Sí, te deseo y pienso en ti. Te quiero más de lo que te quería en París. Ya no puedo hacer nada; te veo continuamente en el taller, de pie cerca de tu busto, con los papillotes moviéndose sobre tus hombros blancos, tu vestido azul, tu brazo, tu rostro, ¿qué sé yo?, todo. ¡Mira!, ahora me circula la fuerza por la sangre. Me parece que estás aquí; ardo, vibran mis nervios… ya sabes cómo… sabes qué calor tienen mis besos.

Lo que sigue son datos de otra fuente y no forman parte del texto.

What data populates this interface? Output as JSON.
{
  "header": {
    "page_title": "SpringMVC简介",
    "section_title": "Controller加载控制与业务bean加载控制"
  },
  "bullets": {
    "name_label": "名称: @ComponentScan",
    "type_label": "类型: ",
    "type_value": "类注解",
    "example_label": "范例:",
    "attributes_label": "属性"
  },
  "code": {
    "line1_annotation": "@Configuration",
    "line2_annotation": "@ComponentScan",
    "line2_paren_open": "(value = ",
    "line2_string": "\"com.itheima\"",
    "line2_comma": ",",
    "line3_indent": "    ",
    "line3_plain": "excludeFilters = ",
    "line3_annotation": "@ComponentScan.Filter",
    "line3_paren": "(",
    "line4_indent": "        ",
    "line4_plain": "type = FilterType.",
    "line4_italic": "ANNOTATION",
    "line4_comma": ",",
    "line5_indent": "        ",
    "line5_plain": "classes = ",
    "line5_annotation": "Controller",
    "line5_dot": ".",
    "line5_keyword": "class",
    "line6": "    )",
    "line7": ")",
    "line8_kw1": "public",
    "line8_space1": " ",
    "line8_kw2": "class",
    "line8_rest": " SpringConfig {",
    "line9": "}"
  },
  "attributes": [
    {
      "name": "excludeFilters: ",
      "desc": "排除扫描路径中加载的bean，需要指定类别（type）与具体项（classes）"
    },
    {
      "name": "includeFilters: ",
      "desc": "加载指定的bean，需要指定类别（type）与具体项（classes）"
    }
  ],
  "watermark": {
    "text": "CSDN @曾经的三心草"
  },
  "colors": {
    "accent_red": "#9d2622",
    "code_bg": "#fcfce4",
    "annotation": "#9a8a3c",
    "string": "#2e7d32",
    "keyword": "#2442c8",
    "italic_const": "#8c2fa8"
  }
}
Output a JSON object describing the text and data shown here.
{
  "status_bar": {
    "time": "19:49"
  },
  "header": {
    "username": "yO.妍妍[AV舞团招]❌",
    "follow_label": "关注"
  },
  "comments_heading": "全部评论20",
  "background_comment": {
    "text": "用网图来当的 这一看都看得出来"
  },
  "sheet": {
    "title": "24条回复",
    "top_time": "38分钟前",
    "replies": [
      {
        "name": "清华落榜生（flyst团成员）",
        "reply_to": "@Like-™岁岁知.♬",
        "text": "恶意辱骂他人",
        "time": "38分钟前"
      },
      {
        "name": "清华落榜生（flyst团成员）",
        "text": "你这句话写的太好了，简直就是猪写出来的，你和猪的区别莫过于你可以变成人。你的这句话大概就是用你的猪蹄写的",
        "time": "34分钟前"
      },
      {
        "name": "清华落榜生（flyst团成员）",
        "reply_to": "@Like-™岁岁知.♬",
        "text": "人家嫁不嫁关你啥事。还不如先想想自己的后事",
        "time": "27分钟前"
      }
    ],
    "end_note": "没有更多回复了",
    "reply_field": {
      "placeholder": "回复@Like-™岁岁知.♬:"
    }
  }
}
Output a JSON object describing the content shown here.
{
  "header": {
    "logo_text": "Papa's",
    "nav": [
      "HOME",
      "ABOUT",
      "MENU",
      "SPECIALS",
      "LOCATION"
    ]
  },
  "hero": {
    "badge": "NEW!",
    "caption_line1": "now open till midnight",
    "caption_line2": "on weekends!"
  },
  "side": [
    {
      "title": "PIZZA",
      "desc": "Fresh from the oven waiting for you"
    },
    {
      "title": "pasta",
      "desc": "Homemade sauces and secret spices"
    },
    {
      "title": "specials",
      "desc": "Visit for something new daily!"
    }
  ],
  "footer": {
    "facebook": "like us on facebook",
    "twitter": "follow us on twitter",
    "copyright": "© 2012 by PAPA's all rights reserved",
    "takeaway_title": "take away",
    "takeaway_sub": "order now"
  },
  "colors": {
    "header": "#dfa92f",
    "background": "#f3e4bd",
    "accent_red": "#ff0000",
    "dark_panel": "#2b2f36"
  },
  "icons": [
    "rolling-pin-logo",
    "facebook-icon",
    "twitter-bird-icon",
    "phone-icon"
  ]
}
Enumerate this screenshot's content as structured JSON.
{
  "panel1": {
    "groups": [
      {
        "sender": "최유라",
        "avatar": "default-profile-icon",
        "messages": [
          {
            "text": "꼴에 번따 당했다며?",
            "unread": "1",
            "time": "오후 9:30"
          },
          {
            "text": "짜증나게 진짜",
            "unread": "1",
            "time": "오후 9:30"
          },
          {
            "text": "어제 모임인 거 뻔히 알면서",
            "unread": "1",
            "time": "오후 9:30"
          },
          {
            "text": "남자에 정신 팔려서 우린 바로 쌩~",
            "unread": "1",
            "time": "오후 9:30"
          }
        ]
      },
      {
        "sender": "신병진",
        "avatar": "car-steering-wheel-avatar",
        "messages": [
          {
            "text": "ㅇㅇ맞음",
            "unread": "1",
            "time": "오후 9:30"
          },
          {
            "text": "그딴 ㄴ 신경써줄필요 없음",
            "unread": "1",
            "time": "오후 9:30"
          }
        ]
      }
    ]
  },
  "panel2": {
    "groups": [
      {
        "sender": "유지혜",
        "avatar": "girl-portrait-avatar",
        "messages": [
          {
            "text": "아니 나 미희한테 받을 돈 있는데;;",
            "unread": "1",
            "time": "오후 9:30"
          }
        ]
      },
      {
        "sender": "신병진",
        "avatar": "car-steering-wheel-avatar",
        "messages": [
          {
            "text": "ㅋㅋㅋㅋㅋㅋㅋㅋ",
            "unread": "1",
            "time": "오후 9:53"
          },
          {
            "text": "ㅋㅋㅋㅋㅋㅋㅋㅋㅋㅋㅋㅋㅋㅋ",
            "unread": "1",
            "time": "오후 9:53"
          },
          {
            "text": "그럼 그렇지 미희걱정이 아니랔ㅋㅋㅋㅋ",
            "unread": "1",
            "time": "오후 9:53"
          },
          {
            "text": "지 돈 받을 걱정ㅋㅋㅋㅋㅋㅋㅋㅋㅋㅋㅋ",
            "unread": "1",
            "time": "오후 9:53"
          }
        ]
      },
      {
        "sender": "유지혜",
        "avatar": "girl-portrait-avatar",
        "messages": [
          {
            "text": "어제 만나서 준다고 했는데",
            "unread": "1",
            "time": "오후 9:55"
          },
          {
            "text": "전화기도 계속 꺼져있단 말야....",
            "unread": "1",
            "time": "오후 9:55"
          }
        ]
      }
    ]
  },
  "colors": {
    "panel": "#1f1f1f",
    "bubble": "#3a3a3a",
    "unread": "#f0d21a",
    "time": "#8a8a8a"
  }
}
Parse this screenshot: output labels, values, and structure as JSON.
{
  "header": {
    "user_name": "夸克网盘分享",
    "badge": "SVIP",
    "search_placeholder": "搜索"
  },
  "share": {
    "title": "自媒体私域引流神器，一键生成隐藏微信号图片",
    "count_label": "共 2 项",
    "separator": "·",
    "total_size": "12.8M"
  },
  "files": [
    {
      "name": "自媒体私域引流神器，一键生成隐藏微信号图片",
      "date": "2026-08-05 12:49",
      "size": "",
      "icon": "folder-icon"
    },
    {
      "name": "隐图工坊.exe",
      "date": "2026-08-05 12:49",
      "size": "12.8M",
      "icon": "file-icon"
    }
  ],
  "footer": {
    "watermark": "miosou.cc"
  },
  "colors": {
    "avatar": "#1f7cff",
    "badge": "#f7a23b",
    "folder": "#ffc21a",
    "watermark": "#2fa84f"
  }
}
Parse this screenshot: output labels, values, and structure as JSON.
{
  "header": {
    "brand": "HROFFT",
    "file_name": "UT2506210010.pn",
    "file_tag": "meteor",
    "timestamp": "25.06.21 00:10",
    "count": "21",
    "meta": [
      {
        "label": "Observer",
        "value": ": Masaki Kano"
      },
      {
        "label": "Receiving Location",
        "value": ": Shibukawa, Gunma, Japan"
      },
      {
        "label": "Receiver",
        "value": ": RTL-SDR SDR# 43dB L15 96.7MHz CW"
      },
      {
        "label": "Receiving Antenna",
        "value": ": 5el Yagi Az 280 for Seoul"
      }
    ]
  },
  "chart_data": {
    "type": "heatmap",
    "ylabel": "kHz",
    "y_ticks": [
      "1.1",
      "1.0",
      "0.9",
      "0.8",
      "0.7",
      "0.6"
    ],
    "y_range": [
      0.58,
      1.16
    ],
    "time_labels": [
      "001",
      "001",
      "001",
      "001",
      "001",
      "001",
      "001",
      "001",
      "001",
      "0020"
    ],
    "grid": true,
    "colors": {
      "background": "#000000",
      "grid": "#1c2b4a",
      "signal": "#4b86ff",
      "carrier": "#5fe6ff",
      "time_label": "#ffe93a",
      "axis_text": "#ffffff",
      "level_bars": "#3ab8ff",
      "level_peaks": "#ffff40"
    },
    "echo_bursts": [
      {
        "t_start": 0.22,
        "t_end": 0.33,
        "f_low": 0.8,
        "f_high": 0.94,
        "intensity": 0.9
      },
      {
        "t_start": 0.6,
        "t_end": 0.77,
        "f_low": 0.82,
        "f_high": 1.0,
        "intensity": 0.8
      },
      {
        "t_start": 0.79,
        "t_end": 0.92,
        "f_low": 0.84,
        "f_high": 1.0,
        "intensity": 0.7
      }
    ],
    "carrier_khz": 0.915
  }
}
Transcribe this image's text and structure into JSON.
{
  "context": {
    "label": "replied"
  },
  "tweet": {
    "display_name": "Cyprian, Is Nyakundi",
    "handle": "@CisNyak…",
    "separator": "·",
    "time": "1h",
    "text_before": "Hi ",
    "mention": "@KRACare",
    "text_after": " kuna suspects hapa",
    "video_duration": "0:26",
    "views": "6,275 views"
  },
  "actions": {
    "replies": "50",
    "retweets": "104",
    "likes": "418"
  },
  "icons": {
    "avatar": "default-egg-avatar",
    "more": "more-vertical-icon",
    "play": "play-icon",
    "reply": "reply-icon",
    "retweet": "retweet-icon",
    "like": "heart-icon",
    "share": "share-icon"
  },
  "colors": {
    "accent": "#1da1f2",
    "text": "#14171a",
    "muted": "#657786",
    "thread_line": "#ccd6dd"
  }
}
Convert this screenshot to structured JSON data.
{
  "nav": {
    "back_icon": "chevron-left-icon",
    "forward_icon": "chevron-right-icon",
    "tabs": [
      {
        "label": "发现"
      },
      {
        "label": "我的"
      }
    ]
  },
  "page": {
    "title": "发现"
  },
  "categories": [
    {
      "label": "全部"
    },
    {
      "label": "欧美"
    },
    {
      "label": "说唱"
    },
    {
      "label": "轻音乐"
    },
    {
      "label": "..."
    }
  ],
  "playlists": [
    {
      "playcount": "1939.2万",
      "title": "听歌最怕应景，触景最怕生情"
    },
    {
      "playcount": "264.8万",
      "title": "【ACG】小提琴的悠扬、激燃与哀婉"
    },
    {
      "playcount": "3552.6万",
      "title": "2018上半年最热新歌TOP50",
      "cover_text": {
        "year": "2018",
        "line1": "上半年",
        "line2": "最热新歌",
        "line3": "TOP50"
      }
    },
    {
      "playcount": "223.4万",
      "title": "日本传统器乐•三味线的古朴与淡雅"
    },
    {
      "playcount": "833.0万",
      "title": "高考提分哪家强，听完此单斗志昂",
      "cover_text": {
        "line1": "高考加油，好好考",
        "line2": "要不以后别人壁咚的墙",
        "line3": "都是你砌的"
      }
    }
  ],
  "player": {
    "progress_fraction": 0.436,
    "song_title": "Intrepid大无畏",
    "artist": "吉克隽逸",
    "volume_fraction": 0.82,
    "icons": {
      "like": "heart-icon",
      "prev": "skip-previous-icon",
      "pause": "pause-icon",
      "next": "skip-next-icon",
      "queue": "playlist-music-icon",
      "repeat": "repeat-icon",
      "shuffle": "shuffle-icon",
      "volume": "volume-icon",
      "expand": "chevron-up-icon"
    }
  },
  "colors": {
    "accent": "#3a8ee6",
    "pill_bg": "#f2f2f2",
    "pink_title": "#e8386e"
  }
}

Desde que nos dijimos que nos queríamos, te preguntas el motivo de mi reserva en añadir «para siempre». ¿Por qué? Es que yo adivino el porvenir; es que la antítesis se alza constantemente ante mis ojos. Jamás he visto un niño sin pensar que se convertiría en un anciano, ni una cuna sin imaginar una sepultura. Contemplar una mujer desnuda me hace imaginar su esqueleto. Por eso me entristecen los espectáculos alegres, y las escenas tristes me conmueven poco. Lloro demasiado por dentro como para derramar lágrimas al exterior; una lectura me emociona más que una desdicha auténtica. Cuando tenía familia, a menudo deseé no tenerla, para ser más libre, para irme a vivir a China o entre los salvajes. Ahora que ya carezco de ella, la echo en falta y me aferro a las paredes en que aún permanece su sombra. Otros estarían orgullosos del amor que me prodigas, su vanidad bebería en él a sus anchas, y su egoísmo masculino se vería halagado hasta sus más íntimos repliegues. Pero a mí, una vez han pasado los momentos ardientes, el corazón me desfallece de tristeza, pues me digo: me quiere; y yo, que también la quiero, no la quiero lo bastante. ¡Si ella no me hubiera conocido, le habría ahorrado todas las lágrimas que está derramando! Perdóname esto, perdónamelo en nombre de toda la embriaguez que me has hecho experimentar. Pero presiento una desdicha enorme para ti. Temo que mis cartas sean descubiertas, que se sepa todo. Estoy enfermo por ti.

Crees que me amarás siempre, criatura. ¡Siempre! ¡Qué presunción, en labios humanos! Has amado ya, ¿verdad? Como yo; recuerda que antaño dijiste también: siempre. Pero te estoy maltratando, te entristezco; ya sabes que mis caricias son feroces. Da igual, prefiero turbar ahora tu felicidad que exagerarla fríamente, como hacen todos, para que después su pérdida te haga sufrir más… ¿Quién sabe? Quizá más adelante me agradecerás el que haya tenido el valor de no ser más tierno. ¡Ay, si hubiese vivido en París, si todos los días de mi vida hubiesen podido transcurrir junto a ti, sí, me dejaría arrastrar por esta corriente sin pedir auxilio! En ti habría hallado para mi corazón, mi cuerpo y mi cabeza una satisfacción diaria que jamás me habría hartado. Pero separados, destinados a vernos raras veces, es horrible. ¡Qué perspectiva! Y ¿qué hacer? Sin embargo… No concibo cómo he podido alejarme de ti. ¡Ése sí que soy yo! Es lo propio de mi lamentable naturaleza. Si no me quisieras, me moriría; como me quieres, aquí estoy, escribiéndote que te detengas. Mi propia estupidez me da asco. Habría querido pasar por tu vida como un arroyo claro que hubiera refrescado sus orillas resecas, y no como un torrente que la arrasa. Mi recuerdo habría hecho estremecerse a tu carne, y sonreír a tu corazón. ¡No me maldigas nunca! Créeme, antes de dejar de quererte, te habré amado mucho. En cuanto a mí, te bendeciré siempre; conservaré tu imagen, empapada de poesía y de ternura, como lo estaba ayer la noche en el vapor lechoso de su niebla plateada.